No campo cultural e educacional “ainda há muito o que se fazer pelo Acre" e pelo país. Nossa esperança de colher mais e melhores frutos são os recentes investimentos da União na Educação básica, tecnológica e superior. A Ufac já colhe alguns frutos desta política quando apresenta vários cursos muito bem avaliados pelo MEC. Temos capacidade instalada de avançar muito mais, de se modernizar e descentralizar a gestão, consolidar a identidade amazônica, estabelecer o planejamento participativo, melhorar a auto-estima da equipe e ampliar a inclusão dos segmentos sociais estabelecendo políticas afirmativas.

Que as diretrizes para a seleção 2013 sejam discutidas e aprovadas o mais rápido possível para orientar as escolas do ensino médio.

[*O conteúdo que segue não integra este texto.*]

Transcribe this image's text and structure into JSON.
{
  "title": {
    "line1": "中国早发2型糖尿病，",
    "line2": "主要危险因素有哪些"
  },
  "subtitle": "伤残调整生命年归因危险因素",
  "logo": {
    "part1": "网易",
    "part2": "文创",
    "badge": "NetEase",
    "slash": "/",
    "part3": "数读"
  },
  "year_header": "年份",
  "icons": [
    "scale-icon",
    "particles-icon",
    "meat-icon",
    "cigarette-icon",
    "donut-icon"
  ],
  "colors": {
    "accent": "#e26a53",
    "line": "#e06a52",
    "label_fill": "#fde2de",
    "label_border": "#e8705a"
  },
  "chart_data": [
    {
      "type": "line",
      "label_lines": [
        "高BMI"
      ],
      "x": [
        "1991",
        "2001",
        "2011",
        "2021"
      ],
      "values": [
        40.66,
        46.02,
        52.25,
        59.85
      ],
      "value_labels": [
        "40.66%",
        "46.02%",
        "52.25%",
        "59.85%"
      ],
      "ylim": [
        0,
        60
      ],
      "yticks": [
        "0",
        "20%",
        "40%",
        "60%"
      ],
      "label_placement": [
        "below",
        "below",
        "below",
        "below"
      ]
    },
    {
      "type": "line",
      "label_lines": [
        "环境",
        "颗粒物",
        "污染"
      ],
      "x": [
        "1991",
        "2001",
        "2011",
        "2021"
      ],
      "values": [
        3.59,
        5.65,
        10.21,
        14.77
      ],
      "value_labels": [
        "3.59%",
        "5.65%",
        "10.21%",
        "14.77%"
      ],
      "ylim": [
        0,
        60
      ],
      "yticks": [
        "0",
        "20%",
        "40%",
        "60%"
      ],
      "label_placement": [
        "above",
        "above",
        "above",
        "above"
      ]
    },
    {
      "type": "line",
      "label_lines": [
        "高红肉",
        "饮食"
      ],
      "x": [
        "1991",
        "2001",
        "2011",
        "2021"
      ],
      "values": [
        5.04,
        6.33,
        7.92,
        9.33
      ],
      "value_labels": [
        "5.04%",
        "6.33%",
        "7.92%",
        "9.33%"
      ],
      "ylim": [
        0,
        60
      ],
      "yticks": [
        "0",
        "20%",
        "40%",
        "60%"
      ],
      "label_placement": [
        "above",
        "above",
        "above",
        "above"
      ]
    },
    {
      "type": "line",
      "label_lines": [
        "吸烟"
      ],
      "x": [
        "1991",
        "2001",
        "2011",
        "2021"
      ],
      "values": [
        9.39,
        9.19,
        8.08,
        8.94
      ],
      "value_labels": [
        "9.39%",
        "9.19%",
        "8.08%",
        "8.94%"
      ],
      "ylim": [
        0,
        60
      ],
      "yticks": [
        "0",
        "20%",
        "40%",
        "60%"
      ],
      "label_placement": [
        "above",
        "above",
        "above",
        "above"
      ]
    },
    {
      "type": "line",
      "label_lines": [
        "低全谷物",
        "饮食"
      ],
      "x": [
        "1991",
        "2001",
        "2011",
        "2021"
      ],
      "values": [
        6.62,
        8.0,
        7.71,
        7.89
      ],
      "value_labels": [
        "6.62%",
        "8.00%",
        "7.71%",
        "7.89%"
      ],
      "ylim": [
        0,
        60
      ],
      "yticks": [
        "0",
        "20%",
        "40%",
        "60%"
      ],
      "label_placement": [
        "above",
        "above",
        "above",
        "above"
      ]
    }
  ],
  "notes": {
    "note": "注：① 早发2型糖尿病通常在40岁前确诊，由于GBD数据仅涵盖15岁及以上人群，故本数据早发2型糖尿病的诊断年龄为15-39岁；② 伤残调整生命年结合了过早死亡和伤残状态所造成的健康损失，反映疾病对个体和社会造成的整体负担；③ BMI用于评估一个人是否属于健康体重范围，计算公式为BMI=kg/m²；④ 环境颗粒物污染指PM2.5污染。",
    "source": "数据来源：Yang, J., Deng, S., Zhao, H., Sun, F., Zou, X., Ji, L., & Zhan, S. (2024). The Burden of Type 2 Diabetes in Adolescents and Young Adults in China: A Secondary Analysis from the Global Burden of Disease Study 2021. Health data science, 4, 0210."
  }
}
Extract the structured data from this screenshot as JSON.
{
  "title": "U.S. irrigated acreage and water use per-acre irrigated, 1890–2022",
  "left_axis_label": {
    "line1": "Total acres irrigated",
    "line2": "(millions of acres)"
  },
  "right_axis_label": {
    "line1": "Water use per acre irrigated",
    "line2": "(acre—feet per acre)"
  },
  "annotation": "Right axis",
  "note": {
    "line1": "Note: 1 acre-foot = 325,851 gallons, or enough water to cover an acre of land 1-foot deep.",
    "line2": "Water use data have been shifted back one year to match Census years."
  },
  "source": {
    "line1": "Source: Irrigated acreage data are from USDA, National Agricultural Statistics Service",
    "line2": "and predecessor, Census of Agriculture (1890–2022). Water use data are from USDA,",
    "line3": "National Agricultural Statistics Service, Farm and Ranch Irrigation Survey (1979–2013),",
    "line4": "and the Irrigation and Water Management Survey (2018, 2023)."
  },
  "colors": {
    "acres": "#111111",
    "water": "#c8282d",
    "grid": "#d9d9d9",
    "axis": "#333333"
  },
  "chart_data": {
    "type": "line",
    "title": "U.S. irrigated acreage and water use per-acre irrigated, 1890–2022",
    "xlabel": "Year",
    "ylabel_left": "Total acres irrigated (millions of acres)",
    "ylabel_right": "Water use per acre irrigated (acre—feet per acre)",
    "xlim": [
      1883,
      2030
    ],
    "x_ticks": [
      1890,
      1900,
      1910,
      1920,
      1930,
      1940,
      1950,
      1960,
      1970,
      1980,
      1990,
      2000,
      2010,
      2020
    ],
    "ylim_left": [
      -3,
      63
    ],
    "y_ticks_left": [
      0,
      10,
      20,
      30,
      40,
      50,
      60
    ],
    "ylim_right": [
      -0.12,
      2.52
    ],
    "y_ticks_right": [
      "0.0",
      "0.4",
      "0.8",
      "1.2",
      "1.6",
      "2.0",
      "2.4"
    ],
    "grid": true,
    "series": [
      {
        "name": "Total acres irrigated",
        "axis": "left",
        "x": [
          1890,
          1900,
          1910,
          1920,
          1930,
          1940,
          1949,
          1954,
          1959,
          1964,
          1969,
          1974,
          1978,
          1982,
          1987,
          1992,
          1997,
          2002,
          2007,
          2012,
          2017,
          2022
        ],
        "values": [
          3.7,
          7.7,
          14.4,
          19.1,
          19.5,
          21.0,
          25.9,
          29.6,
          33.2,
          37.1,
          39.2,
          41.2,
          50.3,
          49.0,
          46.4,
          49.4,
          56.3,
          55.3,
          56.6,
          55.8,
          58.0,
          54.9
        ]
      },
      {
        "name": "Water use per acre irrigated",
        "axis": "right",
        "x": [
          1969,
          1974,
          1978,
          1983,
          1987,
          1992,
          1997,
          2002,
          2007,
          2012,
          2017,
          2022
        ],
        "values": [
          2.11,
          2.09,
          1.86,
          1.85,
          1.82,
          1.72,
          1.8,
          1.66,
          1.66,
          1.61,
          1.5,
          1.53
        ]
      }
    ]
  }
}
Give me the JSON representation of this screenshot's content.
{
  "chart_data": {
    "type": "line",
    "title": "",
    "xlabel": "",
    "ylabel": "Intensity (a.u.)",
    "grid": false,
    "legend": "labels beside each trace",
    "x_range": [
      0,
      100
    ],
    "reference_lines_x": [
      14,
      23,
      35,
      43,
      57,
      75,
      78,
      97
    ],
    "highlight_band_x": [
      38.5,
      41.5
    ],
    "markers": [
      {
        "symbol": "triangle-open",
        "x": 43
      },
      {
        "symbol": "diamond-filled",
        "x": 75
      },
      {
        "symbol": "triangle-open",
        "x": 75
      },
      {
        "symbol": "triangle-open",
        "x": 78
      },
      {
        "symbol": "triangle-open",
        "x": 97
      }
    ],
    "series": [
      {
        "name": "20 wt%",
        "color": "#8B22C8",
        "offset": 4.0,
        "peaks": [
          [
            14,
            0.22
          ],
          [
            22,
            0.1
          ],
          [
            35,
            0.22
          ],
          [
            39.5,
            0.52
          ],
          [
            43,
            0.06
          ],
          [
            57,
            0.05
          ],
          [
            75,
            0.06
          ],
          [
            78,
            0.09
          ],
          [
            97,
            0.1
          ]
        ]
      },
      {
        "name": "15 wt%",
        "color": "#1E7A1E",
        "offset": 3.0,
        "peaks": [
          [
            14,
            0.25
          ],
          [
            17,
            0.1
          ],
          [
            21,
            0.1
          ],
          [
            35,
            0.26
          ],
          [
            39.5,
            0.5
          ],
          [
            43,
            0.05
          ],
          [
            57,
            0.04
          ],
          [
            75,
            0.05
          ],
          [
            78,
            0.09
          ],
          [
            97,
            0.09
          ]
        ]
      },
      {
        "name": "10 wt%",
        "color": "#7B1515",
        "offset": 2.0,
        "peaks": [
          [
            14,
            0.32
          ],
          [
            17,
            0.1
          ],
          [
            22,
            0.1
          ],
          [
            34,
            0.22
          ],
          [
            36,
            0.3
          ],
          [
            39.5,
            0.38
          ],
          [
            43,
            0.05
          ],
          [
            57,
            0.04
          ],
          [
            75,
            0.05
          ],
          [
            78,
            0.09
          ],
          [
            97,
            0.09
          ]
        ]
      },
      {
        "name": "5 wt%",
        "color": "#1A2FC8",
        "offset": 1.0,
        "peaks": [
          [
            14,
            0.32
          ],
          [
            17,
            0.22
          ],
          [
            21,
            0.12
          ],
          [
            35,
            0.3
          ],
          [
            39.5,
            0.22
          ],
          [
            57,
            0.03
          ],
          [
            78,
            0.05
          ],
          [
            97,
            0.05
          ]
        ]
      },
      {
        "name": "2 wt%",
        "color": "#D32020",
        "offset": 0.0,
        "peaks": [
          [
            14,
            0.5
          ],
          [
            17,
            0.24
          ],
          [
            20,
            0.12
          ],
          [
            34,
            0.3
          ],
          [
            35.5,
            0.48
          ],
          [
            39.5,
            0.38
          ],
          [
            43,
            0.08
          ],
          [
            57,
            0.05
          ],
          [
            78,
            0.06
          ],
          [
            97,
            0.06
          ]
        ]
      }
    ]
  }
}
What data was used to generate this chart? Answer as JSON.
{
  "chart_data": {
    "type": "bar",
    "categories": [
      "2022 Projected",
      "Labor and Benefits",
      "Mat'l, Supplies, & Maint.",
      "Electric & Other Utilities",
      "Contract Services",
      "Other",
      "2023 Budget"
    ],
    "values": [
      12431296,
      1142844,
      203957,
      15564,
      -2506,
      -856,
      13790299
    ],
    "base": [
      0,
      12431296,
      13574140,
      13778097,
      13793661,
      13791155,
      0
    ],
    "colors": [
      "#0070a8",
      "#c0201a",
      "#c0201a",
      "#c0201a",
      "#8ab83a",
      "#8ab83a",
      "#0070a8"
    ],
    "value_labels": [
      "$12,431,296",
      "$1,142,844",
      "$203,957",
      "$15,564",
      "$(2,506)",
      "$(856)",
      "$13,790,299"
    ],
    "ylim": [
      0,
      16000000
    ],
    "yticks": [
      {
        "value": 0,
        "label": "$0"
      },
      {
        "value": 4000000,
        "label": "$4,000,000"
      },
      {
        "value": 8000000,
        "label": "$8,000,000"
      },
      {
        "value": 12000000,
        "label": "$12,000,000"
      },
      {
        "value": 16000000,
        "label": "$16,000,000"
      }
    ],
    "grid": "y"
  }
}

Pascoal Torres Muniz é professor e vice-reitor da Universidade Federal do Acre

2 comentários:

Fátima Almeida disse...

Tenho uma amiga morta de preocupada há dias porque as matrículas da nossa Universidade vão se encerrar exatamente no momento em que outras Universidades vão publicar seus resultados, como é o caso da UnB. A filha dela passou aqui e aguarda resultados em São Paulo e Brasília. Se a mesma se matricular aqui para segurar a vaga, e depois verificar que foi aprovada em Brasília, onde já reside, não poderá se matricular na UnB porque existe uma lei que impede de se fazer matrícula em duas ou mais federais, pois só será válida a primeira. Essa preocupação deve estar perturbando várias pessoas que fizeram inscrição para a UFAC e para outras próximas de suas residências. Não seria melhor a UFAC estender seu período de matrícula? Foi intencional isso de obrigarem às matrículas antes de saírem os resultados das outras federais? E quais as implicações disso?

lindomarpadilha.blogspot disse...

Lamento dizer, mas existem questões ainda mais graves. O pior de tudo isso é que durante o processo de discussão e posterior votação no conselho, a representante da Secretaria Estadual de Educação pouco participou e, quando o fez no momento da votação, se absteve sob o argumento de que o Estado não tinha uma posição sobre o assunto.